Reproducible Example
Here’s an example of how I’m fitting the model in R:

library(rstan)
base_data<-read.csv(base_data.csv)
h <- 20  # Number of future steps to predict (can be adjusted)
min_train_size <- 80  # Minimum training window
max_train_size <- nrow(base_data) - h  # Ensure there's test data left

train_data <- base_data[1:train_size, ]
  test_data  <- base_data[(train_size + 1):(train_size + h), ]
  
  # Prepare data for Stan
  stan_data <- list(
    n_timesteps = nrow(train_data),
    n_channels = ncol(as.matrix(train_data[, colnames(train_data) %in% c("tv")])),
    n_channels_comp = ncol(as.matrix(train_data[, colnames(train_data) %in% c("comp_tv")])),
    n_core_neg = ncol(as.matrix(train_data[, colnames(train_data) %in% c("price","comp_promo_1","comp_dist_2")])),
    n_core_pos = ncol(as.matrix(train_data[, colnames(train_data) %in% c("dist", "promo","comp_price_1", "comp_price_2")])),
    spend = as.matrix(log(train_data[, colnames(train_data) %in% c("tv")] + 1)),
    spendcomp = as.matrix(log(train_data[, colnames(train_data) %in% c("comp_tv")] + 1)),
    core_neg = as.matrix(log(train_data[, colnames(train_data) %in% c("price","comp_promo_1","comp_dist_2")] + 1)),
    core_pos = as.matrix(log(train_data[, colnames(train_data) %in% c("dist", "promo","comp_price_1", "comp_price_2")] + 1)),
    depvar = log(train_data$sales + 1)
  )
  
  # Run Bayesian Model on Training Data
  fit_train <- stan(
    model_code = model,
    data = stan_data,
    iter = 5000,
    chains = 4,
    seed = 123
  )
  print(fit)

Questions

  1. Why aren’t the priors having an effect on the posterior samples?
  2. Is there something wrong with my Stan program or the way I’m fitting the model?
  3. How can I ensure that the priors influence the posterior as expected?

Additional Context

base_data.csv (23.1 KB)

  • The data is in logarithm. I set a big prior for “betas” just to exaggerate the effect and check if the prior was read.
  • I’ve checked the convergence diagnostics (Rhat and n_eff), and they look good.
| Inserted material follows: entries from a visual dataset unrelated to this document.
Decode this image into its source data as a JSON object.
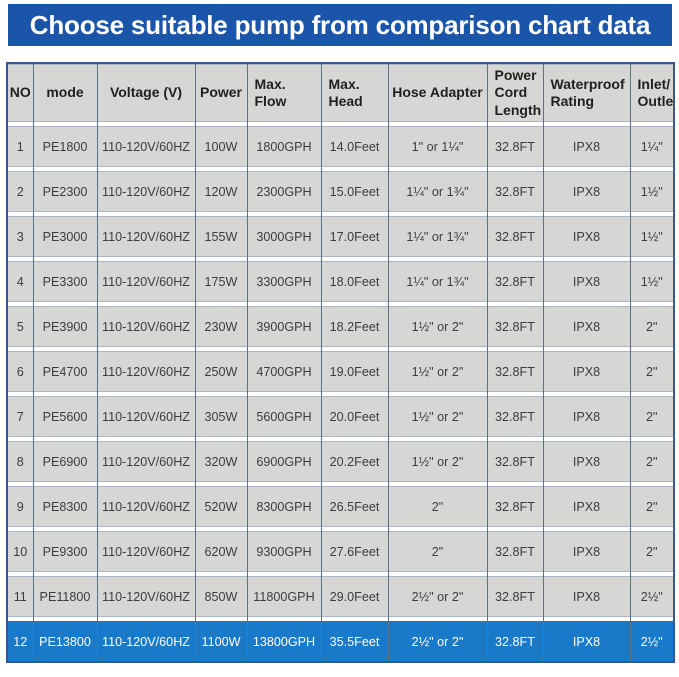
{
  "header": {
    "title": "Choose suitable pump from comparison chart data"
  },
  "colors": {
    "banner_blue": "#1b55a9",
    "highlight_row_blue": "#187ac8",
    "cell_gray": "#d6d7d5",
    "grid_vertical_line": "#5c7086",
    "grid_horizontal_line": "#aab6c1",
    "outer_border_blue": "#35598f",
    "cell_text": "#3c3c3c",
    "highlight_text": "#ffffff"
  },
  "table": {
    "columns": [
      "NO",
      "mode",
      "Voltage (V)",
      "Power",
      "Max.\nFlow",
      "Max.\nHead",
      "Hose Adapter",
      "Power\nCord\nLength",
      "Waterproof\nRating",
      "Inlet/\nOutlet"
    ],
    "highlight_index": 11,
    "rows": [
      [
        "1",
        "PE1800",
        "110-120V/60HZ",
        "100W",
        "1800GPH",
        "14.0Feet",
        "1\" or 1¼\"",
        "32.8FT",
        "IPX8",
        "1¼\""
      ],
      [
        "2",
        "PE2300",
        "110-120V/60HZ",
        "120W",
        "2300GPH",
        "15.0Feet",
        "1¼\" or 1¾\"",
        "32.8FT",
        "IPX8",
        "1½\""
      ],
      [
        "3",
        "PE3000",
        "110-120V/60HZ",
        "155W",
        "3000GPH",
        "17.0Feet",
        "1¼\" or 1¾\"",
        "32.8FT",
        "IPX8",
        "1½\""
      ],
      [
        "4",
        "PE3300",
        "110-120V/60HZ",
        "175W",
        "3300GPH",
        "18.0Feet",
        "1¼\" or 1¾\"",
        "32.8FT",
        "IPX8",
        "1½\""
      ],
      [
        "5",
        "PE3900",
        "110-120V/60HZ",
        "230W",
        "3900GPH",
        "18.2Feet",
        "1½\" or 2\"",
        "32.8FT",
        "IPX8",
        "2\""
      ],
      [
        "6",
        "PE4700",
        "110-120V/60HZ",
        "250W",
        "4700GPH",
        "19.0Feet",
        "1½\" or 2\"",
        "32.8FT",
        "IPX8",
        "2\""
      ],
      [
        "7",
        "PE5600",
        "110-120V/60HZ",
        "305W",
        "5600GPH",
        "20.0Feet",
        "1½\" or 2\"",
        "32.8FT",
        "IPX8",
        "2\""
      ],
      [
        "8",
        "PE6900",
        "110-120V/60HZ",
        "320W",
        "6900GPH",
        "20.2Feet",
        "1½\" or 2\"",
        "32.8FT",
        "IPX8",
        "2\""
      ],
      [
        "9",
        "PE8300",
        "110-120V/60HZ",
        "520W",
        "8300GPH",
        "26.5Feet",
        "2\"",
        "32.8FT",
        "IPX8",
        "2\""
      ],
      [
        "10",
        "PE9300",
        "110-120V/60HZ",
        "620W",
        "9300GPH",
        "27.6Feet",
        "2\"",
        "32.8FT",
        "IPX8",
        "2\""
      ],
      [
        "11",
        "PE11800",
        "110-120V/60HZ",
        "850W",
        "11800GPH",
        "29.0Feet",
        "2½\" or 2\"",
        "32.8FT",
        "IPX8",
        "2½\""
      ],
      [
        "12",
        "PE13800",
        "110-120V/60HZ",
        "1100W",
        "13800GPH",
        "35.5Feet",
        "2½\" or 2\"",
        "32.8FT",
        "IPX8",
        "2½\""
      ]
    ]
  }
}
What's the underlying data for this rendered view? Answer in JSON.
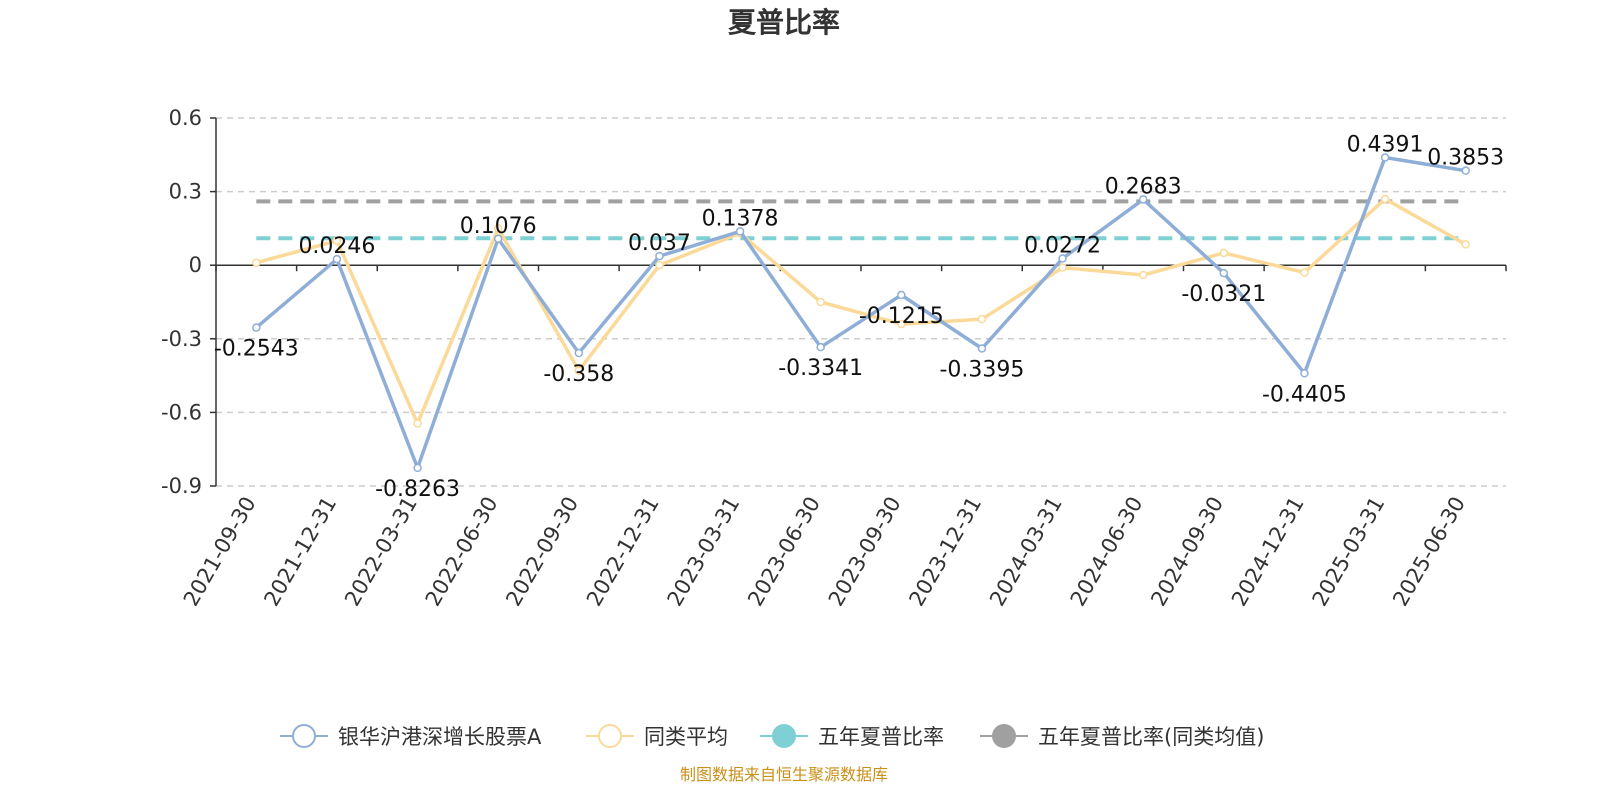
{
  "title": "夏普比率",
  "source": "制图数据来自恒生聚源数据库",
  "chart_data": {
    "type": "line",
    "title": "夏普比率",
    "categories": [
      "2021-09-30",
      "2021-12-31",
      "2022-03-31",
      "2022-06-30",
      "2022-09-30",
      "2022-12-31",
      "2023-03-31",
      "2023-06-30",
      "2023-09-30",
      "2023-12-31",
      "2024-03-31",
      "2024-06-30",
      "2024-09-30",
      "2024-12-31",
      "2025-03-31",
      "2025-06-30"
    ],
    "y_ticks": [
      "0.6",
      "0.3",
      "0",
      "-0.3",
      "-0.6",
      "-0.9"
    ],
    "ylim": [
      -0.9,
      0.6
    ],
    "grid": true,
    "legend_position": "bottom",
    "series": [
      {
        "name": "银华沪港深增长股票A",
        "color": "#8eaed8",
        "values": [
          -0.2543,
          0.0246,
          -0.8263,
          0.1076,
          -0.358,
          0.037,
          0.1378,
          -0.3341,
          -0.1215,
          -0.3395,
          0.0272,
          0.2683,
          -0.0321,
          -0.4405,
          0.4391,
          0.3853
        ],
        "labels": [
          "-0.2543",
          "0.0246",
          "-0.8263",
          "0.1076",
          "-0.358",
          "0.037",
          "0.1378",
          "-0.3341",
          "-0.1215",
          "-0.3395",
          "0.0272",
          "0.2683",
          "-0.0321",
          "-0.4405",
          "0.4391",
          "0.3853"
        ]
      },
      {
        "name": "同类平均",
        "color": "#fbd998",
        "values": [
          0.01,
          0.1,
          -0.645,
          0.15,
          -0.43,
          0.0,
          0.13,
          -0.15,
          -0.24,
          -0.22,
          -0.01,
          -0.04,
          0.05,
          -0.03,
          0.27,
          0.085
        ]
      },
      {
        "name": "五年夏普比率",
        "color": "#7fd0d4",
        "constant": 0.11
      },
      {
        "name": "五年夏普比率(同类均值)",
        "color": "#a0a0a0",
        "constant": 0.26
      }
    ]
  }
}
Just to debug could you set the prior to something strong and unreasonable, as then it should make a difference?

Restricting warmup to only 1 sample eliminates the effects of both data and prior. So don’t change the number of output samples. To weaken the influence of data relative to prior, you should decrease the amount of input data, e.g. use a smaller n_timesteps.
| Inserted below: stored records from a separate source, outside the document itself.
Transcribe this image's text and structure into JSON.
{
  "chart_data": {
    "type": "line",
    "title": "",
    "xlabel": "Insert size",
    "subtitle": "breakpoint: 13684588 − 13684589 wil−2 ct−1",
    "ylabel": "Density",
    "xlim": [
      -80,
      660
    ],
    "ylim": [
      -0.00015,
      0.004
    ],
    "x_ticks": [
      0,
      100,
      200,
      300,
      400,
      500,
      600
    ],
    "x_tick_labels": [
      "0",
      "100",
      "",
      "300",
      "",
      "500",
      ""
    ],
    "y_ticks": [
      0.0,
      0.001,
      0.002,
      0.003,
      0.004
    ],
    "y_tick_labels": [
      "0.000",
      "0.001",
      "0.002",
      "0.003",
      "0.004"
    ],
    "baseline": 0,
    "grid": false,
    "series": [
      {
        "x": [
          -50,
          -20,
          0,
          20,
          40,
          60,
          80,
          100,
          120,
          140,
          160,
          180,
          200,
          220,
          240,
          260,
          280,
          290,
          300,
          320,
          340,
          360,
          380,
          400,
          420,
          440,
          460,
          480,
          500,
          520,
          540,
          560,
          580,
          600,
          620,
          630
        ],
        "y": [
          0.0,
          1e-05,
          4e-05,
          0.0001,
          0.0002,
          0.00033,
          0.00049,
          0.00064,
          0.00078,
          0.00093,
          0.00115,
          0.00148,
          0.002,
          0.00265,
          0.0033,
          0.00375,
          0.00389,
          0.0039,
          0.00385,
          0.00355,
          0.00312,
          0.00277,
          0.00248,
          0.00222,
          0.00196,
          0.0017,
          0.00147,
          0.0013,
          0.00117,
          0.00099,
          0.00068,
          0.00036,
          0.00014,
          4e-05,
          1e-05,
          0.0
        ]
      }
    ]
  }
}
I notice you have implicit flat priors on these parameters:

real intercept; vector<upper=0>[n_channels_comp] beta_comp; vector<upper=0>[n_core_neg] beta_neg; vector<lower=0>[n_core_pos] beta_pos;

Is that by design? I haven’t looked very closely at your model, but if are you expecting this prior

betas ~ normal(1.5, 0.2);

to apply to all the parameters named “beta_”, that’s not how Stan works. It only applies to these parameters in your code:

vector<lower=0>[n_channels] betas;

Could that be the issue here?

Hi Andrew! Thank you very much for helping me with this issue! Today I tried again and variables now changed, I think something wrong was happening with my R session or I did a mistake. This issue can be considered closed.

Hi erognli, yes I noticed that later, and I changed it, but it was not the issue. I applied priors to this exact model and for all of the betas were closer to the prior, I think there was an issue with my R session.